Tuesday, March 13, 2007

Be All That You Can Be

One of the questions I often ask myself is whether I should have joined the army. Ultimately, I always come up with the same answer: that no matter how much my sense of duty pulls me to sign up for military service, my heart and mind cannot answer that call.

I first gave some thought to the military when I explored joining the Army Reserves out of high school as a way to help pay for my college education. Instead however, I opted to spend a year in Israel before matriculating into college. My decision was based partly on the fact that a year in Israel sounded a whole lot more fun than going through military training and partly on the fact that my hearing loss in one ear meant I was destined for a desk job.

Nevertheless, every so often I revisit my decision and contemplate the idea of joining the army. I thought about it, for example, when I read a column in the Wall Street Journal by a WSJ correspondent who had decided to put his journalism career on hold at the age of 32 in order to join the U.S. Marines. And I thought about it again a little more than a week ago as I was traveling down to DC when I overheard a woman saying to her neighbor that she only dates military men (active or former, I believe) because she has so much respect for the military. (Mind you, and with all due respect, I wouldn't join the military just so I could get myself on this woman's eligible dating list).

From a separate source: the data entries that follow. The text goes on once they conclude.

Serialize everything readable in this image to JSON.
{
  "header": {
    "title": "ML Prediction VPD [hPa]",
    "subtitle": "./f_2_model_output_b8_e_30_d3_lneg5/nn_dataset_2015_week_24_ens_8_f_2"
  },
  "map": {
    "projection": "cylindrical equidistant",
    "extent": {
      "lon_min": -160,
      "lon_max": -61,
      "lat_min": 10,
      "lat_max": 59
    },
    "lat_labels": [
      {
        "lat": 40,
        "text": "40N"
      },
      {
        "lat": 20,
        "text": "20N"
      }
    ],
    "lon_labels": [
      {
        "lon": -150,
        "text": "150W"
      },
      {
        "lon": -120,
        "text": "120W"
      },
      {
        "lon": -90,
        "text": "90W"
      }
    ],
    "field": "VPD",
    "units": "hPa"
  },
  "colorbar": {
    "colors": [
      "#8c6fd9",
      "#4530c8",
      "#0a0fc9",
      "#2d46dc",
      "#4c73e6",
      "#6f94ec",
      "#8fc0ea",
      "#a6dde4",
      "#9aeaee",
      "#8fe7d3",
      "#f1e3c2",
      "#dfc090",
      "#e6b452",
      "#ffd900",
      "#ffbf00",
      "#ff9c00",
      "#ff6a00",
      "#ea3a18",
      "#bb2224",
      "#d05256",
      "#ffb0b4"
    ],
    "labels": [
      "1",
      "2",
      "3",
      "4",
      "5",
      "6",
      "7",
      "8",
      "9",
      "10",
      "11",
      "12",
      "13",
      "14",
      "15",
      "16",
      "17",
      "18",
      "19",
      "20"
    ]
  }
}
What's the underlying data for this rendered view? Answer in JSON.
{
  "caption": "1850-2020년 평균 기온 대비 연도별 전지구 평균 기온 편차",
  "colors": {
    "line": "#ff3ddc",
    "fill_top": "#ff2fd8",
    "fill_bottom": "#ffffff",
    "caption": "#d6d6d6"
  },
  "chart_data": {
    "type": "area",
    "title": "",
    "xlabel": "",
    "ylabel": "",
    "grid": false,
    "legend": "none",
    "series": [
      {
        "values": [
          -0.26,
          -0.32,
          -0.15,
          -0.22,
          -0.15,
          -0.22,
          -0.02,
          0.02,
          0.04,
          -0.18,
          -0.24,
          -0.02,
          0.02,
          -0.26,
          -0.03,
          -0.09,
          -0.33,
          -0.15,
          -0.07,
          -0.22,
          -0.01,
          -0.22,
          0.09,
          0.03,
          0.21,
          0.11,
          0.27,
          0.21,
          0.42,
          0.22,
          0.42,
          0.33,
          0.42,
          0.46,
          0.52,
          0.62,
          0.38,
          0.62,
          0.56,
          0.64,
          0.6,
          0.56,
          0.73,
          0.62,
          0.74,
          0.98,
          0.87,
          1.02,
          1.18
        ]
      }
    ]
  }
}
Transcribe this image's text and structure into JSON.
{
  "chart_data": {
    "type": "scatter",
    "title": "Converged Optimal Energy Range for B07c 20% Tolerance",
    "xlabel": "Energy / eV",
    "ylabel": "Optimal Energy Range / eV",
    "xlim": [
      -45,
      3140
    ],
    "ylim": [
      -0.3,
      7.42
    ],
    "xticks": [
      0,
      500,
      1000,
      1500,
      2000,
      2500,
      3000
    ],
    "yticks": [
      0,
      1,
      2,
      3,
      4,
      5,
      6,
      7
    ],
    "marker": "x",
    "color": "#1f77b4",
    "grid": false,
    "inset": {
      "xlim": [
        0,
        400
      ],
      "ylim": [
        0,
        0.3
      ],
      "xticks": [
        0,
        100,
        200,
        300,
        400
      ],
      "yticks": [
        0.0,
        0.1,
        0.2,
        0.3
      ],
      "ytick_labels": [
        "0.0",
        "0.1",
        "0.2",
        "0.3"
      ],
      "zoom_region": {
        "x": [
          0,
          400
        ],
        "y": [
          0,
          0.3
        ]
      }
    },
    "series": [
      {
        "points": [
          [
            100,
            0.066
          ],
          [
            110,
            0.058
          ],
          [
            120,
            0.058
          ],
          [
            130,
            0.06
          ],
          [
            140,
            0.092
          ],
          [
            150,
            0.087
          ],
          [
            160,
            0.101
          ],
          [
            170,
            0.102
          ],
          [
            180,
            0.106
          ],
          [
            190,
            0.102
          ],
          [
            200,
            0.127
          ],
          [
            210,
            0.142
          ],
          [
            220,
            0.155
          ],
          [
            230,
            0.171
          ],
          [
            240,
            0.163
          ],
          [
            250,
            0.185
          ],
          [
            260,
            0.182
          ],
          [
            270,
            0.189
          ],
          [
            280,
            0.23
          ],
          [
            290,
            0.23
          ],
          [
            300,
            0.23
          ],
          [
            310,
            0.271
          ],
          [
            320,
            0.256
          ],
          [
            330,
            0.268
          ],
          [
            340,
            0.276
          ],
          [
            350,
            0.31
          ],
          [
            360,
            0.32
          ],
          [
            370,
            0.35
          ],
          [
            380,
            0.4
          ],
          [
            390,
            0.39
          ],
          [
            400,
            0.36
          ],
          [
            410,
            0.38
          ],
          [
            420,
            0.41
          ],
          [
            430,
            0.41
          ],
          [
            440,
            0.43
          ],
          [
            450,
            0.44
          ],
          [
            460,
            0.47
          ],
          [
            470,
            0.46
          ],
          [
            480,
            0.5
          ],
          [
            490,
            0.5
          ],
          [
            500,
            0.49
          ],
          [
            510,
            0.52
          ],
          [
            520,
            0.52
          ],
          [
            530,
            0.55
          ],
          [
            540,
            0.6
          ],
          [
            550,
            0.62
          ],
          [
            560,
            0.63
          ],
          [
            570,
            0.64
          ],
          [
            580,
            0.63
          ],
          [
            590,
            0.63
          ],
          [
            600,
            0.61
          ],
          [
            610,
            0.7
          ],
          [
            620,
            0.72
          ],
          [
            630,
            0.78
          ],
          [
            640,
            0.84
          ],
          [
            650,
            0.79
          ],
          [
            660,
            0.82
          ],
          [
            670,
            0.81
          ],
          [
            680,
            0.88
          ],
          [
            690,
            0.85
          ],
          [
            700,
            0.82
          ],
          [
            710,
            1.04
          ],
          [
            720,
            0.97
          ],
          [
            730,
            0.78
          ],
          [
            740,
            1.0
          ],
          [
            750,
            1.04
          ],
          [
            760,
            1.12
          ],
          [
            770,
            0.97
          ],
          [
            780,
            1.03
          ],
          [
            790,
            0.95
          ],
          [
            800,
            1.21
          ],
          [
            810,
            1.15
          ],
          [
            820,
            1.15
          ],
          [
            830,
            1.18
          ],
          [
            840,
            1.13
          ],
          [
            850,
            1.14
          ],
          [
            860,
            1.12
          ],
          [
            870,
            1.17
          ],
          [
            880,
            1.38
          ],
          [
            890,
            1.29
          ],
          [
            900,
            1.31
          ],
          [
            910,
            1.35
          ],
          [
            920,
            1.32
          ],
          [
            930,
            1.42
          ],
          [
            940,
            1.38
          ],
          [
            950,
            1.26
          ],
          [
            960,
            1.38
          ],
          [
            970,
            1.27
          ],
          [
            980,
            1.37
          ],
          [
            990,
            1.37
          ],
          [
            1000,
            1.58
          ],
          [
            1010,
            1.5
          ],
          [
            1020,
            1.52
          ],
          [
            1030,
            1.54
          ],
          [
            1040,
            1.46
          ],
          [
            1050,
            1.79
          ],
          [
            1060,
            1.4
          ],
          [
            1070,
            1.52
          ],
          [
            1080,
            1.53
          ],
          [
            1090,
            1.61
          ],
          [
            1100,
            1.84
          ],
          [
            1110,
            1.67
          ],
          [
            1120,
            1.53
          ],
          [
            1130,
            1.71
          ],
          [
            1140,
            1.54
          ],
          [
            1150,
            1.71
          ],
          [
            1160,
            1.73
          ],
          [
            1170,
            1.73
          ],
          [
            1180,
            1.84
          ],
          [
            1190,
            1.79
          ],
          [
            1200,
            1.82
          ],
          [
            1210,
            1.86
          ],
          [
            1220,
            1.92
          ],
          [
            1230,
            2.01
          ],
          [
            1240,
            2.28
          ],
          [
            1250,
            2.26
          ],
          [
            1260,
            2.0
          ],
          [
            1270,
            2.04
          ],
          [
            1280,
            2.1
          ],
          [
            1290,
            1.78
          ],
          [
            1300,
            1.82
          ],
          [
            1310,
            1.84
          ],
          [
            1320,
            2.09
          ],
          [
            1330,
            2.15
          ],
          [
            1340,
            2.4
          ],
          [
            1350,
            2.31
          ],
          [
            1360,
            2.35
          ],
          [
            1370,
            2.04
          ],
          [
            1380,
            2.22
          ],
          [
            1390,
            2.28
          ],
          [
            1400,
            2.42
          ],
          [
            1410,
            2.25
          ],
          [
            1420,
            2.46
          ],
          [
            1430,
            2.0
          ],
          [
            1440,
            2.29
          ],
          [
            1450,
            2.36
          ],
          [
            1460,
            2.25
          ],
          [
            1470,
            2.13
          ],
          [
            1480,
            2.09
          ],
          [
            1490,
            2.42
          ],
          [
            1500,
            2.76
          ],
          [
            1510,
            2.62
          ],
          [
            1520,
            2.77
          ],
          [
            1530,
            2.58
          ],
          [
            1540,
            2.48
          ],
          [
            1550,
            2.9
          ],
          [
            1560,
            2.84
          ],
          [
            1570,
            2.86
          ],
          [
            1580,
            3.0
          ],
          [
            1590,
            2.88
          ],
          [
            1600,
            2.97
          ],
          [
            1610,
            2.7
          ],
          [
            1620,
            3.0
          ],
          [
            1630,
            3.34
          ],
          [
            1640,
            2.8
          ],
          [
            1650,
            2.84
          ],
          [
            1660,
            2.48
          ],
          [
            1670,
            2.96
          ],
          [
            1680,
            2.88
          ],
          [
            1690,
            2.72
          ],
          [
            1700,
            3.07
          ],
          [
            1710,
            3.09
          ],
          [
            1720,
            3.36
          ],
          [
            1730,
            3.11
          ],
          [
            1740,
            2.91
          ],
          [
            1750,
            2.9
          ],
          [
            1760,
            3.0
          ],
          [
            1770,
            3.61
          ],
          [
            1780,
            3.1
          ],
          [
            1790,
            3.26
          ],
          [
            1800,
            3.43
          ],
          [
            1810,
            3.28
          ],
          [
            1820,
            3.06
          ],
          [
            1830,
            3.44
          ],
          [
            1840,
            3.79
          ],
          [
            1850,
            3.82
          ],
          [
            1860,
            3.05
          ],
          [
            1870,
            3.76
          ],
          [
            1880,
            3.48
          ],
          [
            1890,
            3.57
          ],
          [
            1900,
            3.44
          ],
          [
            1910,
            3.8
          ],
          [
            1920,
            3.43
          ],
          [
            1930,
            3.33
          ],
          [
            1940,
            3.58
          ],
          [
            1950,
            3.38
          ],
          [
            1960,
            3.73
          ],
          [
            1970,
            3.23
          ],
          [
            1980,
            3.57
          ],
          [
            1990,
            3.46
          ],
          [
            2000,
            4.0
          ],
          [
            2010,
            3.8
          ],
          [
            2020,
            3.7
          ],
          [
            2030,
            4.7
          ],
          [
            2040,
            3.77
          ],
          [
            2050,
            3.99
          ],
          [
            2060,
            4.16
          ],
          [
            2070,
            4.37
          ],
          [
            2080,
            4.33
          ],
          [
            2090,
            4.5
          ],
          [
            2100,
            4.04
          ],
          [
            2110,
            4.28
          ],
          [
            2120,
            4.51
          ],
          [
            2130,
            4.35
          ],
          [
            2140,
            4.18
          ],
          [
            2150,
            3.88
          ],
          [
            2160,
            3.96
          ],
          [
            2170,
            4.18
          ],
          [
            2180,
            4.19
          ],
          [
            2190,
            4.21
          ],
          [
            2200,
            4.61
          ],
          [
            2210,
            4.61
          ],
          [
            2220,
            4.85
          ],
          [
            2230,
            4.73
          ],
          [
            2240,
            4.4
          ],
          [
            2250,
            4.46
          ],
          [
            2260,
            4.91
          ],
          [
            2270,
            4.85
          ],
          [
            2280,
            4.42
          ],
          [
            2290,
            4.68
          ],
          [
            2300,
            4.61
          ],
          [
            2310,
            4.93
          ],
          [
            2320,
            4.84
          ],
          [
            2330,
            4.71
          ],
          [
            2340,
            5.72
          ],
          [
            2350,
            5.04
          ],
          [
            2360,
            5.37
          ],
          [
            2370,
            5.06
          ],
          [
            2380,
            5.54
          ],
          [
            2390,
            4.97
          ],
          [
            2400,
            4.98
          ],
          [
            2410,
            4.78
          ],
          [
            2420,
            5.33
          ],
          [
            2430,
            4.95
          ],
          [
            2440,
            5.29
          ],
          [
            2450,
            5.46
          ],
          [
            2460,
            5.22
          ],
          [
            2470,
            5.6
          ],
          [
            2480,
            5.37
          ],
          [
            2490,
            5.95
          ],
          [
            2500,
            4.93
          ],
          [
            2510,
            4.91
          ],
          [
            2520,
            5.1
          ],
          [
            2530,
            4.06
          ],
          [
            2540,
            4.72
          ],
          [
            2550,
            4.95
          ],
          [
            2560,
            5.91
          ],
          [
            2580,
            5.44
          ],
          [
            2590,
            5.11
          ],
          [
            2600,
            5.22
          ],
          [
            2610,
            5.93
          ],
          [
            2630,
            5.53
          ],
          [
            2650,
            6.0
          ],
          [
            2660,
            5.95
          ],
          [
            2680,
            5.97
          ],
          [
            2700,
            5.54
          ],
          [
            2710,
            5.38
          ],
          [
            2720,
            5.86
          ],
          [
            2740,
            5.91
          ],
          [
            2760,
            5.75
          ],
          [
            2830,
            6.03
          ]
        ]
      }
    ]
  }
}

I strongly believe in the value of military service. I believe in it because of the loyalty to one's country and to one's fellow soldiers that military service encourages; because it would be a means of expressing thanks to this country for providing a freedom and wealth of opportunity that my famiy saw taken away from them in World War II Europe; and because of the sense of adventure that, at least conceptually, the military offers. Besides the positive aspects of joining the military, another part of me is motivated to sign up becuase of a guilt complex: How can I stand by while an army composed primarily of lower income individuals, many of whom see the army primarily as an opportunity for upward mobility, protect the democratic values of our country which directly benefit me; while individuals from higher socio-economic classes (myself included in this category), offer no individual sacrifices yet make the actual decisions to go to war.

Ultimately, my career path is not the main obstacle in the way of joining the army. (Though I'm sure my mother wouldn't be too happy if I left law school to enlist.) I can't join for two reasons: The first is that I seriously object to the war we are presently fighting in Iraq. Had I been in the military when the war first started I would have gone, at least on a first tour, without dissent. However, I cannot now, in good conscience, join a force that is fighting a war we entered on false pretenses and which has led to the unnecessary sacrifice of too many lives on both sides of the rifle barrel. Nor can I ignore the fact that I have the luxury to decide whether or not to join a war, when so many people of my parents' generation were forced to fight against their wishes.

The second reason I can't join the military is because of its "Don't Ask, Don't Tell" policy. I thought about applying for the JAG corps (the legal arm of the army), when they came to my law school to recruit; however, could not bring myself to cross the protest line that our school held to challenge the policy. Even though the policy wouldn't affect me, the DADT mantra that the military abides by wrongly discriminates against an entire class of individuals. I'm not naive enough to think that no other profession perpetuates discrimination against certain individuals, however, the army's discrimination is unique in how blatant and widespread it is and in the fact that it is endorsed by the government.

Even without the army, I believe it's possible to "Be All That I Can Be" (though no commercials will advertise to tell me that). This is especially true because since I'm not in the army I can decide what I stand for and who I want to be on my own terms.

2 Comments:

At 3/13/2007 5:34 PM, Anonymous Anonymous said...

What about the Israeli army? Any Jewish guilt over not volunteering? How do you reconcile it? Do your American values and Jewish values conflict when you think about army service?
Please respond in an 8-10 page double-spaced personal essay due... Just kidding.

But really, what are your thoughts?

 
At 3/15/2007 4:24 AM, Blogger Ariel Glasner said...

I'm not sure about writing an 8-10 page essay on this question, despite the fact that I'm the first to admit that some of my other posts might certainly qualify for that assignment. Not that I don't think the question doesn't deserve a well thought out answer, but I've just been writing a 35 page paper and the last thing I want to do right now is to write anything that resembles an introduction with thesis statement, 3 body paragraphs and conclusion. I did indeed look into joining the Israeli army during my year there before college, but joining the Israeli army is also an entirely different consideration than thinking about signing up for the American military because it involves not just signing up for military service but also moving to a new country (albeit one that I feel very close to.) If I was already living in Israel, I'd have no qualms about joining the army there. But, army service in Israel is also different because it's compulsory instead of voluntary.

As for conflicts when I think about army service, fortunately, Israel and America's close friendship means that American military goals and Israeli military goals are usually in sync, and I could certainly never imagine the two countries going to war against each other, God forbid. (Though I was once asked what I would do if that happened...I responded that I'd move to China. Needless to say, the guys who were interviwing me for my security clearance to the US State Department and who had asked that question didn't appreciate my response.)